Guest opinion: The overdue need for tight O&G financial assurance rules

Leslie Robinson
Leslie Robinson

Members of the Grand Valley Citizens Alliance and the Battlement Concerned Citizens have spent two decades on the frontlines of oil and gas development in Garfield County. With 200-plus wells drilled within 1,000 feet of Battlement Mesa neighborhoods, we are at constant risk from the health, safety and environmental impacts of O&G development.

Years ago, we sat across the table from Matt Lepore, who was then the director of the Colorado Oil and Gas Conservation Commission, the state overseer of the industry. He told our members that the reason O&G pads could be drilled so close to homes was because the state O&G laws say it’s OK.

So our community worked to change those laws.

Our first foray into COGCC rulemaking addressed setbacks, because, at the time, pads could be built just 150 feet away from dwellings — a buffer of only 50 feet in case a 100-foot rig fell, burned or exploded. It took two decades, hundreds of hours of testimony, and thousands of constituents across the state to convince COGCC commissioners to move setbacks to 2,000 feet between pads, homes and schools.

The current “Financial Assurances” Rulemaking will determine how much O&G companies will have to put up as bonds to cover the costs of the end-of-life plugging, reclamation and abandonment of O&G pads.

We care about adequate bonding because the worst fear for Battlement Mesa residents came true: The company Ursa, which bought the natural gas leases from Antero Resources, who had purchased the mineral leases from Exxon, went bankrupt, leaving the future of hundreds of wells in Battlement Mesa and thousands of others in Rio Blanco and Garfield Counties in limbo.

Fortunately for Battlement residents and Colorado taxpayers, Ursa’s assets were sold to a local company, Terra Energy Partners, operating as TEP Rocky Mountain LLP, which is part of TEP; which bought the assets of WPX; which used to be owned by Williams Cos. As production levels drop, these assets could be sold several times more to companies with less funds to mitigate sites. Who ends up with the cleaning bill?

The thread of ownership and the financial responsibility to return well and pad sites to their natural state is the weak link that needs to be mended, and the laws governing bonding and mitigation should be the same statewide. It makes sense to our community that “if you drill it, you should pay to fix it.” Otherwise it’s left to the state to pursue the owner to pay for final remediation costs. And too often that owner has either abandoned the well or declared bankruptcy.

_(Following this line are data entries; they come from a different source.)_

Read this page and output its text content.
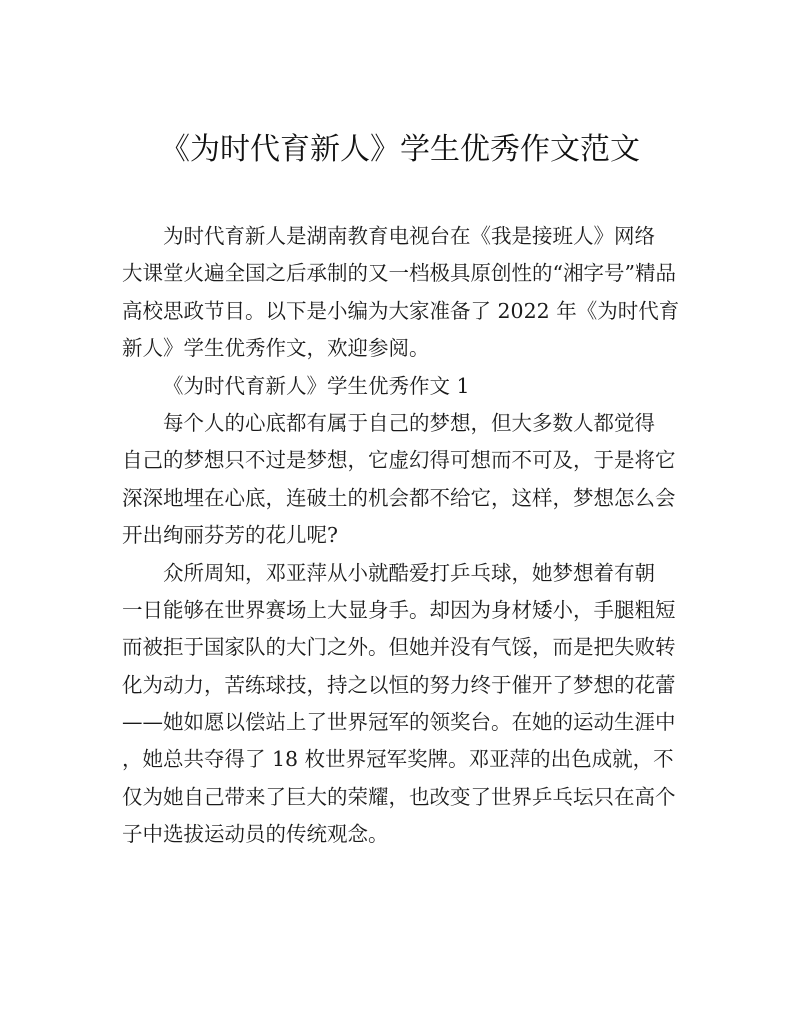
《为时代育新人》学生优秀作文范文
为时代育新人是湖南教育电视台在《我是接班人》网络
大课堂火遍全国之后承制的又一档极具原创性的“湘字号”精品
高校思政节目。以下是小编为大家准备了 2022 年《为时代育
新人》学生优秀作文，欢迎参阅。
《为时代育新人》学生优秀作文 1
每个人的心底都有属于自己的梦想，但大多数人都觉得
自己的梦想只不过是梦想，它虚幻得可想而不可及，于是将它
深深地埋在心底，连破土的机会都不给它，这样，梦想怎么会
开出绚丽芬芳的花儿呢?
众所周知，邓亚萍从小就酷爱打乒乓球，她梦想着有朝
一日能够在世界赛场上大显身手。却因为身材矮小，手腿粗短
而被拒于国家队的大门之外。但她并没有气馁，而是把失败转
化为动力，苦练球技，持之以恒的努力终于催开了梦想的花蕾
——她如愿以偿站上了世界冠军的领奖台。在她的运动生涯中
，她总共夺得了 18 枚世界冠军奖牌。邓亚萍的出色成就，不
仅为她自己带来了巨大的荣耀，也改变了世界乒乓坛只在高个
子中选拔运动员的传统观念。
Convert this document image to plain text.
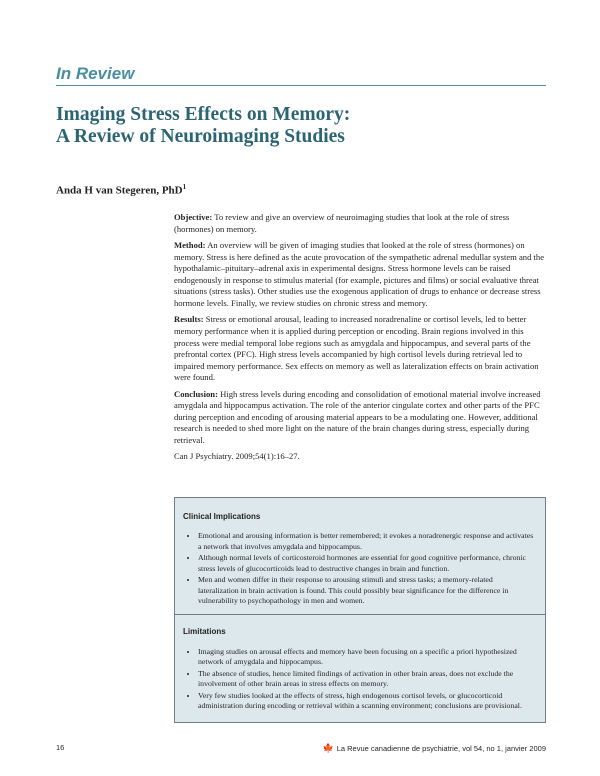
In Review
Imaging Stress Effects on Memory:
A Review of Neuroimaging Studies
Anda H van Stegeren, PhD$^1$

Objective: To review and give an overview of neuroimaging studies that look at the role of stress (hormones) on memory.

Method: An overview will be given of imaging studies that looked at the role of stress (hormones) on memory. Stress is here defined as the acute provocation of the sympathetic adrenal medullar system and the hypothalamic–pituitary–adrenal axis in experimental designs. Stress hormone levels can be raised endogenously in response to stimulus material (for example, pictures and films) or social evaluative threat situations (stress tasks). Other studies use the exogenous application of drugs to enhance or decrease stress hormone levels. Finally, we review studies on chronic stress and memory.

Results: Stress or emotional arousal, leading to increased noradrenaline or cortisol levels, led to better memory performance when it is applied during perception or encoding. Brain regions involved in this process were medial temporal lobe regions such as amygdala and hippocampus, and several parts of the prefrontal cortex (PFC). High stress levels accompanied by high cortisol levels during retrieval led to impaired memory performance. Sex effects on memory as well as lateralization effects on brain activation were found.

Conclusion: High stress levels during encoding and consolidation of emotional material involve increased amygdala and hippocampus activation. The role of the anterior cingulate cortex and other parts of the PFC during perception and encoding of arousing material appears to be a modulating one. However, additional research is needed to shed more light on the nature of the brain changes during stress, especially during retrieval.

Can J Psychiatry. 2009;54(1):16–27.

Clinical Implications
• Emotional and arousing information is better remembered; it evokes a noradrenergic response and activates a network that involves amygdala and hippocampus.
• Although normal levels of corticosteroid hormones are essential for good cognitive performance, chronic stress levels of glucocorticoids lead to destructive changes in brain and function.
• Men and women differ in their response to arousing stimuli and stress tasks; a memory-related lateralization in brain activation is found. This could possibly bear significance for the difference in vulnerability to psychopathology in men and women.
Limitations
• Imaging studies on arousal effects and memory have been focusing on a specific a priori hypothesized network of amygdala and hippocampus.
• The absence of studies, hence limited findings of activation in other brain areas, does not exclude the involvement of other brain areas in stress effects on memory.
• Very few studies looked at the effects of stress, high endogenous cortisol levels, or glucocorticoid administration during encoding or retrieval within a scanning environment; conclusions are provisional.
16	🍁 La Revue canadienne de psychiatrie, vol 54, no 1, janvier 2009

This is not an anti-O&G stance. It’s about wanting any industry to pay to clean up its messes without the bill being paid by us, the taxpayer.

Having better financial assurances regulations also puts a time frame on the eventual plugging at the outset before an O&G application is even approved. Every day that an abandoned well leaks and remains unplugged, and land is not remediated, the public suffers; health risks increase, health costs increase and the costs to plug, remediate and repair increase.

Garfield County has 12,000 previously drilled sites with only weak financial assurance rules in place, and it is estimated it will take at least $100,000 just to plug one abandoned well, let alone reclaim the whole site to its original natural state. That’s the cost of doing business; it’s not an expense that taxpayers should shoulder.

As with setbacks, our interest is to make sure COGCC commissioners hear from those who live in the frontlines like Battlement Mesa. We ask the COGCC to adopt financial assurance rules without loopholes or special favors to the O&G industry, acting on their primary responsibility to protect peoples’ quality of life and our environment.

Leslie Robinson chairs the Grand Valley Citizens Alliance.